I admire lawyers who make it look easy. Stevie Ray Vaughn had a way of doing that with a guitar.

*Bruce M. Kramer, Oil and Gas Leases and Pooling: A Look Back and A Peek Ahead, 45 Tex. Tech L. Rev. 877, 881 n.28 (2013)

Co-author Travis Booher

Efforts to introduce forced pooling into Texas law continue. House Bill 100, the Oil and Gas Majority Rights Protection Act, has been introduced by Rep. Van Taylor in the Texas legislature. Today’s post summarizes the bill. Upcoming entries will ponder whether it is a victory over the tyranny of the myopic minority or a fascist invasion of our God-given and hard-earned property rights.

The bill authorizes a working interest owner to apply to the Railroad Commission for an order for the unit operation of a common source of supply or a part of that common source of supply.

The application must:

• Describe the unit area,

• Identify the operations contemplated,

• Include a copy of the plan and all related agreements, such as an operating agreement (including the provisions you would typically find in an operating agreement),

and allege that:

• The minimum required approval of the plan has been met (more on this later),

• Each owner has been given an opportunity to enter into the unit on the same basis, and

• The applicant has made a good faith effort to voluntarily unitize all the interests.

(§ 104.051)

In order to approve an application the Railroad Commission must make these findings after a hearing:

• The plan is reasonably necessary to conduct unit operations and to prevent waste, protect correlative rights and promote the conservation of oil and/or gas,

• The estimated incremental recovery of oil and/or gas is reasonably anticipated to exceed the estimated incremental expense of the operations,

• Productive limits of the common source of supply have been reasonably defined by exploration and development,

• If only a portion of the common source is to be unitized, operations will not have a material adverse effective on the remainder of the common source,

• Unsigned owners have been given a reasonable opportunity to enter into a unit agreement on the same basis as those who have signed,

• The applicant has obtained the permission of a minimum number of working interest and royalty interest owners (see below for percentages),

• Unit expenses to be charged are reasonable and necessary,

• Expenses for operations will be for the common benefit of all interest owners and will be allocated on a fair and equitable basis and will not favor the unit operator over other unitized owners,

• A working interest owner will have a reasonable right to review all records pertaining to operations.

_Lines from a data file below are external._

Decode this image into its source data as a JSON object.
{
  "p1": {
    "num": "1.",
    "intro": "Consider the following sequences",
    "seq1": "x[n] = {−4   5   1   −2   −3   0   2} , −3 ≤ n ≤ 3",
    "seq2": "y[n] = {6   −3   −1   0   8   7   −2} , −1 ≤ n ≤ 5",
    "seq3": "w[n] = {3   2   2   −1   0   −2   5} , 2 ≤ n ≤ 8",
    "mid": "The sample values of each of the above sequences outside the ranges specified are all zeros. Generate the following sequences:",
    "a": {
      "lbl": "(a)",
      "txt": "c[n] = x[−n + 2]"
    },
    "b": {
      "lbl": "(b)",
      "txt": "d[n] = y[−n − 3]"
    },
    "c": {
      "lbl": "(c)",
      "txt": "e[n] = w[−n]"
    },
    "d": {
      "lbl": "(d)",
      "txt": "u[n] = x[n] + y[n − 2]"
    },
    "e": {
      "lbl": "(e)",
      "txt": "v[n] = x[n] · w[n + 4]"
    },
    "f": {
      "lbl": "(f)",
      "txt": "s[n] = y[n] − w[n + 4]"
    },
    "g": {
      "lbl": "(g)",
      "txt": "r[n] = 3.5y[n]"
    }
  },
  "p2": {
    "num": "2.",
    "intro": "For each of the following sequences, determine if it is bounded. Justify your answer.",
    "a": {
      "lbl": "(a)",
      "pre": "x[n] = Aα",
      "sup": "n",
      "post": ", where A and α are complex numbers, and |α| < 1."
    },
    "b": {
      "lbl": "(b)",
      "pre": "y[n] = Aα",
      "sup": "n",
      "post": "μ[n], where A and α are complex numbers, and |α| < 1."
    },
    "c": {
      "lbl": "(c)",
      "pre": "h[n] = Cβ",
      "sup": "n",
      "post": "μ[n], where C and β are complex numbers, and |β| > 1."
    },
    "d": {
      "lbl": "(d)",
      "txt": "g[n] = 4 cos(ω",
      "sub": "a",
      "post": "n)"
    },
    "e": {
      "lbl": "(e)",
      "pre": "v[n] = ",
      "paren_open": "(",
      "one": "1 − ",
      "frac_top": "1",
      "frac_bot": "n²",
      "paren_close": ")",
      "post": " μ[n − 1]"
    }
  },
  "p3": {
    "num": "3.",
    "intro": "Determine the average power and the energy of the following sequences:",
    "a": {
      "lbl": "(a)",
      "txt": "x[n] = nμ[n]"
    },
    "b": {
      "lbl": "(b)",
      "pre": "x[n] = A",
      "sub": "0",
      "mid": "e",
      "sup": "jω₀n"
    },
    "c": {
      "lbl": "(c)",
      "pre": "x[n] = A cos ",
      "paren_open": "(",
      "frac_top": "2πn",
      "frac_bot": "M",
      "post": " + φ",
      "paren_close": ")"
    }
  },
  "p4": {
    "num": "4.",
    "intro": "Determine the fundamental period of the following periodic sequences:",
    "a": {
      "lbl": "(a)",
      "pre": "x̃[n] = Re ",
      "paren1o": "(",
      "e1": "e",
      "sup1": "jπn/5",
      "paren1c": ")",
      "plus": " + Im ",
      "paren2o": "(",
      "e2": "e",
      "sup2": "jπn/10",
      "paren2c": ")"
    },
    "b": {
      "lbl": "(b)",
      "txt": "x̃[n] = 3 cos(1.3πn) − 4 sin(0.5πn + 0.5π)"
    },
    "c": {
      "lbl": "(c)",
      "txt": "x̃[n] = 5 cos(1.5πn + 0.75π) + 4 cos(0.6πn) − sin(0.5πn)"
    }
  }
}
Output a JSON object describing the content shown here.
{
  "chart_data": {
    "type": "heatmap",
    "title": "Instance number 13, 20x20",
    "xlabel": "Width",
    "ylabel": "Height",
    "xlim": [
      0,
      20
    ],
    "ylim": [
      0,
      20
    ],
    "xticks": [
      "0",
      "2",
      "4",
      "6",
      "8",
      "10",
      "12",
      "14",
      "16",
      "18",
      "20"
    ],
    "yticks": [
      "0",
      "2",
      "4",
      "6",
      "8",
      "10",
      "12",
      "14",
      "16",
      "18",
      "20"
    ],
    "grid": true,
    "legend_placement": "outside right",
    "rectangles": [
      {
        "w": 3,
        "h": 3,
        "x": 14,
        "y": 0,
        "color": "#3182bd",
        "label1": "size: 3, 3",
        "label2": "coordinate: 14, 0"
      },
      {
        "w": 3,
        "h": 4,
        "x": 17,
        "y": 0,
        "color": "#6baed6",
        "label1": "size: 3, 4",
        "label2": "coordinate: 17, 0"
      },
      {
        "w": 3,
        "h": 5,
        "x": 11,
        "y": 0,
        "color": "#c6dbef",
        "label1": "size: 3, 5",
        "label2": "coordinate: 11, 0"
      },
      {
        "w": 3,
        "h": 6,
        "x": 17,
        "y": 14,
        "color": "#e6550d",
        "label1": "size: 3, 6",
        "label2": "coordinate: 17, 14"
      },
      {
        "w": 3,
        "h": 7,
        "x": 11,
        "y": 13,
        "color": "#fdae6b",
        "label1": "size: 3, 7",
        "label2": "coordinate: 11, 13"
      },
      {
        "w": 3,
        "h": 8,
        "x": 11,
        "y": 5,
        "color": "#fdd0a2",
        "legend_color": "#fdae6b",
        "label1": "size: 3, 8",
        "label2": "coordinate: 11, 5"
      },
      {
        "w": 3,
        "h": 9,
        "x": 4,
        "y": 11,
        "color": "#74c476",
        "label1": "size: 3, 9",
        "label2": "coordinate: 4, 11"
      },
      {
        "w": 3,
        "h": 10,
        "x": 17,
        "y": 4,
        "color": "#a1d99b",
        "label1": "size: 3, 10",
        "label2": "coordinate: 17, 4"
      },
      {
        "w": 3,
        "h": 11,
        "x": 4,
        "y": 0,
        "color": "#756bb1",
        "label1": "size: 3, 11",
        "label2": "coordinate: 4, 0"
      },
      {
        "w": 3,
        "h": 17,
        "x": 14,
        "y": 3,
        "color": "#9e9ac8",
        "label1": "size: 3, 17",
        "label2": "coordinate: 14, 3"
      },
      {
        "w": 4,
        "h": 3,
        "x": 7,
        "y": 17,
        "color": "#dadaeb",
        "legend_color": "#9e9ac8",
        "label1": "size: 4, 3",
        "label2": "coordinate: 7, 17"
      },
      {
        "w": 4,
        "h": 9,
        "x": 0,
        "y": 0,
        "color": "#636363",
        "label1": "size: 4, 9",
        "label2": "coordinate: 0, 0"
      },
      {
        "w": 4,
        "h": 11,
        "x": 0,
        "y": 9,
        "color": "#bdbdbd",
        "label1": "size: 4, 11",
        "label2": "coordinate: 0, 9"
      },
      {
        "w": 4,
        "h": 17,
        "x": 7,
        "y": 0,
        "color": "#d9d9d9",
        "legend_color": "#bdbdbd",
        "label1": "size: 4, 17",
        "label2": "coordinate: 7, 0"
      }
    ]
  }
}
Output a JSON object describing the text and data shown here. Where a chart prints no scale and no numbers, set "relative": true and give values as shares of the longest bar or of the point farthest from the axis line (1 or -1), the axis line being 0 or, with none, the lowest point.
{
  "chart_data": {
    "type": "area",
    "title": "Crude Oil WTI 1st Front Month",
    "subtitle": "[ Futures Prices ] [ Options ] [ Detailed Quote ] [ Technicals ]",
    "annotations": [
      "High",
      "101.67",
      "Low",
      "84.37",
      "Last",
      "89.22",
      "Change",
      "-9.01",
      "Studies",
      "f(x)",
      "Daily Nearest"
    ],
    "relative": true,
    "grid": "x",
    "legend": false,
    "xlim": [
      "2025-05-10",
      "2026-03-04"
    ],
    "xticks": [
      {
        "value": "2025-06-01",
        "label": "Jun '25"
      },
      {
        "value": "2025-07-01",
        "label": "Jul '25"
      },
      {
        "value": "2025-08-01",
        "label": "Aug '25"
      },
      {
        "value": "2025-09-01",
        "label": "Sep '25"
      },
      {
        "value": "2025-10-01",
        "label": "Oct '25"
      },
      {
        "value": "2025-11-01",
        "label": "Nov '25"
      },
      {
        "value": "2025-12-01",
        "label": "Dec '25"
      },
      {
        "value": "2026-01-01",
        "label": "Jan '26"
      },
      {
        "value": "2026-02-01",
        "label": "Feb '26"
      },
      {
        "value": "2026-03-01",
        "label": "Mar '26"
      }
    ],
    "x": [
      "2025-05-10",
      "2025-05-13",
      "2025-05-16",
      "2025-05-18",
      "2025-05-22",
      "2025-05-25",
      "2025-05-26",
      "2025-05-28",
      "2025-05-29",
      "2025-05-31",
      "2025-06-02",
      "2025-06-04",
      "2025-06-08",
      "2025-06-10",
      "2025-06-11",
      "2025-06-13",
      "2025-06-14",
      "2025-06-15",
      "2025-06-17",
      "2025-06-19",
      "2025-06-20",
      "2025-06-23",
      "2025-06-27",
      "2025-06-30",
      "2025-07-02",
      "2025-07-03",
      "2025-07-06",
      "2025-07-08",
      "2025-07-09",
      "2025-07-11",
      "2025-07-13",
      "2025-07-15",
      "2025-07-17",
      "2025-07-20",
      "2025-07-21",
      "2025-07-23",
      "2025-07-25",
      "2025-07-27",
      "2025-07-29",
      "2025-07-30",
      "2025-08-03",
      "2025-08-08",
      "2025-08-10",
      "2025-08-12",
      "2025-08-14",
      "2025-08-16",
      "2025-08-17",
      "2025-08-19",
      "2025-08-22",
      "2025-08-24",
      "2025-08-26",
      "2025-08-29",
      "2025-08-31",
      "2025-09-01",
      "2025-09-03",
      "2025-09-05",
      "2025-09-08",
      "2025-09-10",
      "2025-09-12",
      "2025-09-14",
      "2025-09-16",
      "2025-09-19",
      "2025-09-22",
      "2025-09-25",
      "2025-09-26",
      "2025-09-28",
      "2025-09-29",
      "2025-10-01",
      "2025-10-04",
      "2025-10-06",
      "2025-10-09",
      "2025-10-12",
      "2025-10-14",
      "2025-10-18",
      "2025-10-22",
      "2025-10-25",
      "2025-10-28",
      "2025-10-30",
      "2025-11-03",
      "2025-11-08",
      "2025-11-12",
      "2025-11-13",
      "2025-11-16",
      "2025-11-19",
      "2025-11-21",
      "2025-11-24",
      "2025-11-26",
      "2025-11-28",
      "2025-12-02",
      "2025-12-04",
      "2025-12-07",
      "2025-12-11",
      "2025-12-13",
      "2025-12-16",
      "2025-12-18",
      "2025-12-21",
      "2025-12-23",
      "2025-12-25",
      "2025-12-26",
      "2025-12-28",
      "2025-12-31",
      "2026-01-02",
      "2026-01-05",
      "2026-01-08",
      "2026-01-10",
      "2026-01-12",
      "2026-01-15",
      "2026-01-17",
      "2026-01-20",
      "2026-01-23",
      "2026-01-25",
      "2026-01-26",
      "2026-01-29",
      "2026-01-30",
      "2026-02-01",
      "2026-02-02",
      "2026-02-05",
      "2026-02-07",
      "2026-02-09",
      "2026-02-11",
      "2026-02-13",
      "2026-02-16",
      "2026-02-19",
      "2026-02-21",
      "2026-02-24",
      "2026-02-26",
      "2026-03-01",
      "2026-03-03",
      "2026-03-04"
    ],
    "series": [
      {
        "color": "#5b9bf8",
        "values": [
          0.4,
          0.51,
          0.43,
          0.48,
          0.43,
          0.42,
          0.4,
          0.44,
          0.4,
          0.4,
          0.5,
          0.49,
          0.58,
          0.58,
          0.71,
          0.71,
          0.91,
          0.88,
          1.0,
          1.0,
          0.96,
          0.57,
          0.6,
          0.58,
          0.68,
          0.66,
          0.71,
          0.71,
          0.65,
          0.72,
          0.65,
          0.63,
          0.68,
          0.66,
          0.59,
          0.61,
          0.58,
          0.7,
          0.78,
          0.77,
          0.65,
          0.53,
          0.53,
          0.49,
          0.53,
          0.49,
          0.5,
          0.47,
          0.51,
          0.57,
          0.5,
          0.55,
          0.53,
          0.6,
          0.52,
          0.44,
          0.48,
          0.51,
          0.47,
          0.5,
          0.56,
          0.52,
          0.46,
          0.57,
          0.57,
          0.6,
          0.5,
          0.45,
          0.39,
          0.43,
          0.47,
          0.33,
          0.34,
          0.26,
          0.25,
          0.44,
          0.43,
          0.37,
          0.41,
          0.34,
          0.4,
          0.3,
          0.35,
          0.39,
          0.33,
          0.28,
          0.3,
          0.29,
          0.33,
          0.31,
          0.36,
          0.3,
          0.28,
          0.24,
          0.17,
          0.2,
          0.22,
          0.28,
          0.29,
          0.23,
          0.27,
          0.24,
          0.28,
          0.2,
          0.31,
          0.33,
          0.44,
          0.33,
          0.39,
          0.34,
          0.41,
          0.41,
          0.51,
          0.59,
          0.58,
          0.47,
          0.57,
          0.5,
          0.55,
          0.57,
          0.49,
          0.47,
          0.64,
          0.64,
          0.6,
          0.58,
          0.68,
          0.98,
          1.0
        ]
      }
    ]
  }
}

• The plan is, in all respects, fair, reasonable and equitable.


To get a plan approved, the applicant must have a super majority of at least 70% of the aggregate working interest and a super majority of at least 70% of owners of royalty interests that complete and return an approval or ratification and a ballot. (§104.056)

A tract’s fair share of production must measure by the value of each tract, taking into account acreage, quantity of oil and gas from the tract, the geological struture, and other factors. (§104.103)

The operator may charge as much as 300% penalty to workingineerest owners who do not pa their share of expenses, and will have a lien on working interests to secure payment of operating expenses. (§104.108)

Surface use is addressed:

• A conflict between a lease and the unit plan is to be resolved in favor of the unit plan.

• Lease or surface use provisions that conflict with the use of the surface for unit operations so as to render the unit plan uneconomical may be amended by the RRC.


There are provisions for storage of CO2. (§§104.209 and 104.210).

We see benefits to Texas oil and gas production and pitfalls for some royalty and small working interest owners. More to come.